With power-assisted rack-and-pinion steering, the car handled slalom maneuvers in an easy, predictable manner.

The ride has a rather rigid, yet not punishing, feel. In the test car, passengers felt road bumps mostly as vibrations.

Note that the 5-Door is between 100 and 130 pounds heavier than the sedan, with much of the additional weight added to the rear of the car, where it helps improve driving dynamics.

The 5-Door is available with either Mazda6 engine.

A 220-horsepower, 3-liter, double-overhead-cam V-6 is the top engine and was in the test car.

The Mazda6 5-Door had a spirited driving personality as I worked the gears of the standard five-speed manual transmission.

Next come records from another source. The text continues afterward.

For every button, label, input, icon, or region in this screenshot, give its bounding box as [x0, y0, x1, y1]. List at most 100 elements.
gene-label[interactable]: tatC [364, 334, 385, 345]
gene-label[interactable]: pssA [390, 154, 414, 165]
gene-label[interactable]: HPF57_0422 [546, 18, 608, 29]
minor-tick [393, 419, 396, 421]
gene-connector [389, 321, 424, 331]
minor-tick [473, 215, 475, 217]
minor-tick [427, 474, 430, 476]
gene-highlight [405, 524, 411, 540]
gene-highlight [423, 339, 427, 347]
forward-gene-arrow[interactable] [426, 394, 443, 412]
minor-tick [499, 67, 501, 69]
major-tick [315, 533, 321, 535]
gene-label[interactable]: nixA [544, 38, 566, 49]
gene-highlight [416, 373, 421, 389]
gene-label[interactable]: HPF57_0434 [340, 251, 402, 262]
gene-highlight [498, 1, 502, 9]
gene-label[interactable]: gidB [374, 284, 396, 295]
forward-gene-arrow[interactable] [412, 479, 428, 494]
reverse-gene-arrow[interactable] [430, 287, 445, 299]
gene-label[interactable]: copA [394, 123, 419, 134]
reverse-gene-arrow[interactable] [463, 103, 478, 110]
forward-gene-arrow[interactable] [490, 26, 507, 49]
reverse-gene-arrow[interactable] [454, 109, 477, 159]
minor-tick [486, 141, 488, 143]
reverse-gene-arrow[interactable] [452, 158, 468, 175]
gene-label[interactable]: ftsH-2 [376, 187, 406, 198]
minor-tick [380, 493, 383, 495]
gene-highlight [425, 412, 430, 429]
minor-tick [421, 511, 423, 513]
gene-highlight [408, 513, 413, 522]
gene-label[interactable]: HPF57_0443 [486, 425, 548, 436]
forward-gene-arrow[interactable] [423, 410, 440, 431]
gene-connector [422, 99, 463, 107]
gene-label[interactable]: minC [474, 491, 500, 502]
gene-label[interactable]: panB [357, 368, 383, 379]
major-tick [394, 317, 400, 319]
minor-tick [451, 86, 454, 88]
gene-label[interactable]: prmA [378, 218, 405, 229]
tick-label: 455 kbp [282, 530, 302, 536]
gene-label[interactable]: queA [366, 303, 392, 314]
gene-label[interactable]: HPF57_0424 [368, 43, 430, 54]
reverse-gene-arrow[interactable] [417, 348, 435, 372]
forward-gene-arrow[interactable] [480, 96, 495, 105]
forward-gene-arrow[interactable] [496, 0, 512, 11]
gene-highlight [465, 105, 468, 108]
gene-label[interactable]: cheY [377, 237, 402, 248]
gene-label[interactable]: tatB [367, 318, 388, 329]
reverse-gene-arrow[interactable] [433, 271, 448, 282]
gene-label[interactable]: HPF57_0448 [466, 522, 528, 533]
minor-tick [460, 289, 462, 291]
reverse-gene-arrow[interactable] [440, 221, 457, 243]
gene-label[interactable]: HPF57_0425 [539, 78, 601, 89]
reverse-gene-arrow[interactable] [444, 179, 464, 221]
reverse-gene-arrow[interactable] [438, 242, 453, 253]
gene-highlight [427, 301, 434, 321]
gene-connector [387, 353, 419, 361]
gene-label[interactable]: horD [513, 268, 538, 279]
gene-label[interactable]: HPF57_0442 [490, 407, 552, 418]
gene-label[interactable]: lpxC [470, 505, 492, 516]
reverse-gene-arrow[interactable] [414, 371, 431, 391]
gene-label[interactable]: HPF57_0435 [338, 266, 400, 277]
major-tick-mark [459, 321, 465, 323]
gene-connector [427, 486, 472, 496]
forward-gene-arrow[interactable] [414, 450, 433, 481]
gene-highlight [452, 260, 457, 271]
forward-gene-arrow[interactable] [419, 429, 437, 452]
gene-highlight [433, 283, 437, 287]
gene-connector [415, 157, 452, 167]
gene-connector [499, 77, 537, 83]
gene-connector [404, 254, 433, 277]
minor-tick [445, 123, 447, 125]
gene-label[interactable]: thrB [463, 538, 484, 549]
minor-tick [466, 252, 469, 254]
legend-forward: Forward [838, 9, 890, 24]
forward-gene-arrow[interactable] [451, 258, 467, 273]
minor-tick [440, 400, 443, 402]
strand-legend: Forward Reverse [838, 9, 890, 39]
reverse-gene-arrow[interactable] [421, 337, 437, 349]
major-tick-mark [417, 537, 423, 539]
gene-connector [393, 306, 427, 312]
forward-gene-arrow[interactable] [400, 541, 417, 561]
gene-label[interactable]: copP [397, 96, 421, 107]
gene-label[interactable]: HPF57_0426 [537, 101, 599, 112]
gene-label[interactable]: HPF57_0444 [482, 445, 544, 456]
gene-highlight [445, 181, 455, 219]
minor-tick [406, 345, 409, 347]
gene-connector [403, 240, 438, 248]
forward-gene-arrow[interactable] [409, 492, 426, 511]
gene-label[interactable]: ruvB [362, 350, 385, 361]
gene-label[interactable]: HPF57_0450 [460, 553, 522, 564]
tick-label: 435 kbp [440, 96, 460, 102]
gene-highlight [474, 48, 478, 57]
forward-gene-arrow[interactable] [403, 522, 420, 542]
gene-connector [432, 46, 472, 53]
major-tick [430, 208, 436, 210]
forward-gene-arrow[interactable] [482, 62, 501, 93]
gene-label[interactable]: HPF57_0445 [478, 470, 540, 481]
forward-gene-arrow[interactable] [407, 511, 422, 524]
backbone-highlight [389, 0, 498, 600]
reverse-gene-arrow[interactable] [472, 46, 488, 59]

A four-speed automatic is available as a $900 option.

The base Mazda6 engine is a 160-horsepower, 2.3-liter, double-overhead-cam four cylinder that can produce 155 foot-pounds of torque at 4,000 rpm.

The fuel economy rating of the Mazda6 5-Door test car with V-6 and manual transmission is 19 miles per gallon in city driving and 26 mpg on the freeway.

Inside, the environment of the 5-Door is much the same as in the sedan. There’s a diverse mix of textures and pieces on the dashboard that keeps this car from looking spartan and cheap.

Front bucket seats are more sculpted and sporty than expected for a family car, and bright orange letters and numbers in the instrument panel contrast in a sporty way with their black background. But a driver wearing polarized sunglasses can find these gauges difficult to view.

Silver-colored knobs for ventilation are sizable and rich-looking, and the optional luxury package added sporty perforated leather trim on the seats of the test car.